Authors: Pengcheng Wang, Qinghang Liu, Haotian Lin, Yiheng Li, Guojian Zhan, Masayoshi Tomizuka, Yixiao Wang
Subjects: Subjects: Machine Learning (cs.LG); Robotics (cs.RO)
Arxiv link: https://arxiv.org/abs/2602.04037
Pdf link: https://arxiv.org/pdf/2602.04037
Abstract Learning domain adaptive policies that can generalize to unseen transition dynamics, remains a fundamental challenge in learning-based control. Substantial progress has been made through domain representation learning to capture domain-specific information, thus enabling domain-aware decision making. We analyze the process of learning domain representations through dynamical prediction and find that selecting contexts adjacent to the current step causes the learned representations to entangle static domain information with varying dynamical properties. Such mixture can confuse the conditioned policy, thereby constraining zero-shot adaptation. To tackle the challenge, we propose DADP (Domain Adaptive Diffusion Policy), which achieves robust adaptation through unsupervised disentanglement and domain-aware diffusion injection. First, we introduce Lagged Context Dynamical Prediction, a strategy that conditions future state estimation on a historical offset context; by increasing this temporal gap, we unsupervisedly disentangle static domain representations by filtering out transient properties. Second, we integrate the learned domain representations directly into the generative process by biasing the prior distribution and reformulating the diffusion target. Extensive experiments on challenging benchmarks across locomotion and manipulation demonstrate the superior performance, and the generalizability of DADP over prior methods. More visualization results are available on the this https URL.

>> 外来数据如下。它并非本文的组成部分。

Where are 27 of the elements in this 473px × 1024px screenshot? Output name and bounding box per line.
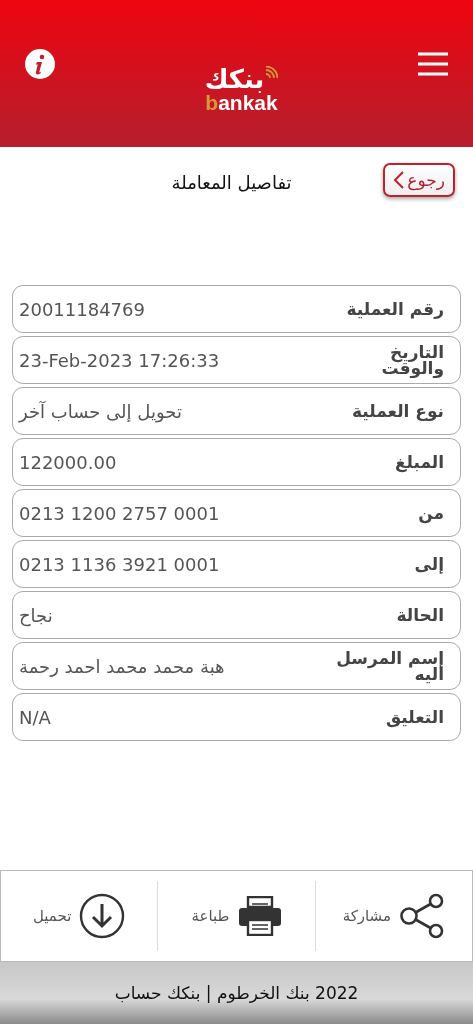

中文摘要 能够推广到看不见的过渡动态的学习领域自适应策略，仍然是基于学习控制的根本挑战。通过领域表示学习，已取得显著进展，捕捉领域特定信息，从而实现领域感知决策。我们分析了通过动态预测学习域表示的过程，发现选择当前步骤相邻的上下文会导致所学的表示纠缠具有不同动力学属性的静态域信息。这种混合会混淆条件政策，从而限制零发自适应。为应对这一挑战，我们提出了DADP（域自适应扩散策略），通过无监督解缠和域感知扩散注入实现稳健适应。首先，我们介绍了延迟上下文动力学预测，这是一种基于历史偏移上下文来进行未来状态估计的策略;通过增加这一时间间隙，我们通过过滤瞬态性质，非监督地解开静态域表示。其次，我们通过对先验分布进行偏置和重新表述扩散靶，将所学的领域表示直接整合到生成过程中。对运动和作复杂基准的广泛实验证明了DADP优于以往方法的性能和可推广性。更多可视化结果可在此 https URL 上获得。